La posture grave, le regard plaintif : ce jeudi 12 août, Álvaro Uribe apparaît publiquement pour la première fois depuis sa détention. « J’ai été enregistré comme le détenu n°1087985 », écrit alors l’ancien président colombien (2002-2010) sur ses réseaux sociaux, après une visite de fonctionnaires de l’administration pénitentiaire à son domicile.

Huit jours auparavant, il avait lui-même annoncé la décision de la Cour suprême de justice de l’assigner à résidence – un séisme politique en Colombie. Sur Twitter, l’ex-président exige que la « transparence » soit faite sur sa mise en examen, d’après lui liée à des « écoutes illégales » ordonnées par les magistrats mais aussi à des « témoins achetés par les Farc, leur nouvelle génération et leurs alliés » - une vengeance pour la guerre sans pitié qu’il a mené contre l’organisation lors de ses deux mandats à la tête de l’État, soutient-il. 

Pour comprendre la détention provisoire du personnage le plus influent de la scène politique colombienne, aujourd’hui sénateur, il faut remonter vingt-cinq ans en arrière, en 1995, non loin de la hacienda familiale des Uribe où le père trouva la mort sous les balles des Farc en 1983.

Une hacienda familiale et des paramilitaires

« En tant que vice-président de la commission des Droits de l’Homme au sein de la chambre des représentants, je devais effectuer des visites dans les prisons. En 2011, deux paramilitaires m’ont contacté pour que je recueille leurs témoignages », détaille au Média Iván Cepeda, aujourd’hui sénateur du Pôle Démocratique Alternatif (gauche). « Ces personnes m’ont rapporté avoir fait partie des fondateurs d’un groupe paramilitaire placé sous la direction de Santiago et d’Álvaro Uribe ». Ce dernier était alors gouverneur de la région d’Antioquia. Son frère Santiago est aujourd’hui mis en examen par la justice colombienne pour sa participation supposée à la création d’un autre groupe de miliciens d’extrême-droite.

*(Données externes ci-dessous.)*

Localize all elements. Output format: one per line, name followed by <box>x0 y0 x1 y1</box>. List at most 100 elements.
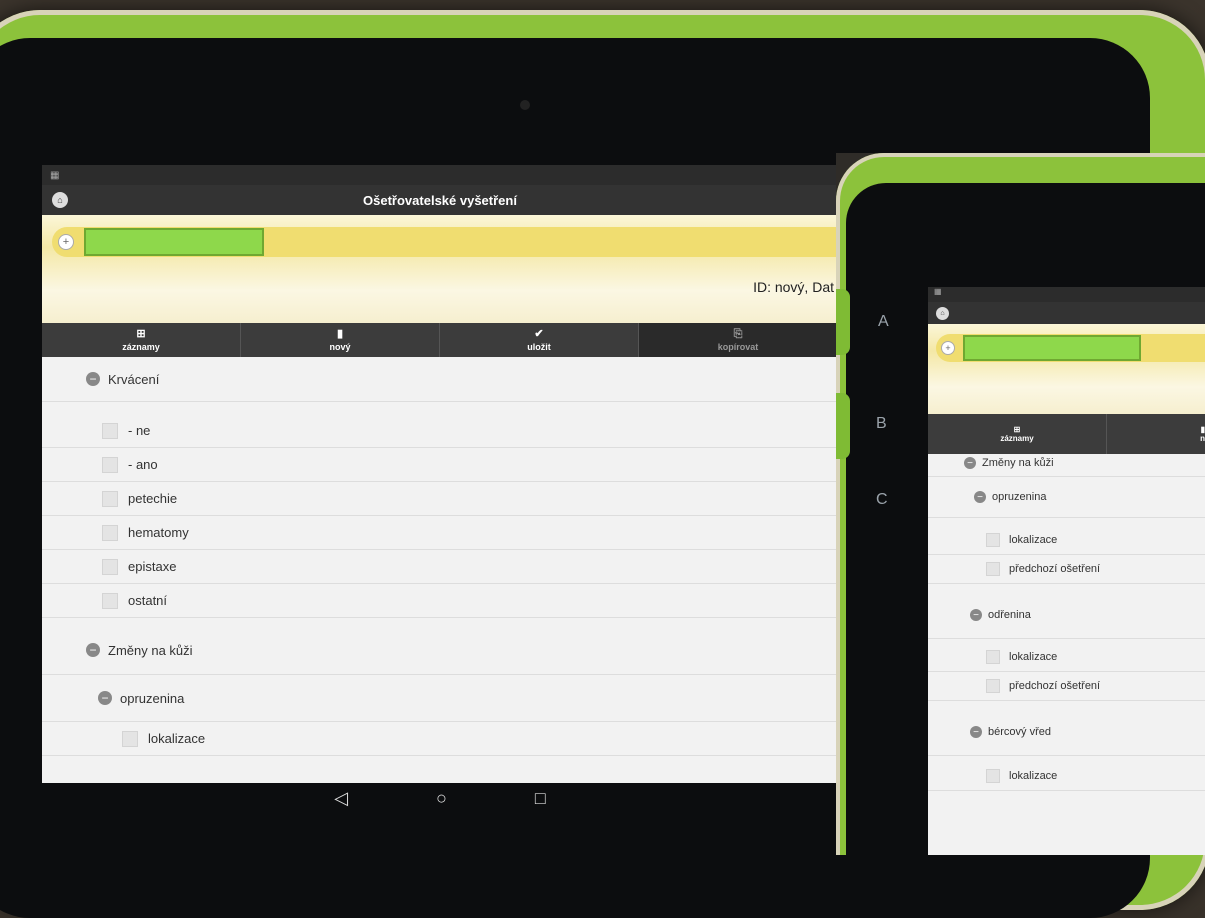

Selon les éléments réunis par Cepeda, la hacienda Guacharacas, propriété des Uribe, fut le lieu de naissance du "Bloque Metro", un groupe armé précurseur des Autodéfenses Unies de Colombie, principale organisation paramilitaire du conflit armé. La sanglante guerre contre-insurrectionnelle, dont les AUC furent un acteur majeur, dura près d’une décennie – les paramilitaires seraient responsables d’au moins 8902 assassinats ciblés et de 1166 massacres (où périrent 7160 personnes) de 1981 à 2012, d’après le Centre National de Mémoire Historique.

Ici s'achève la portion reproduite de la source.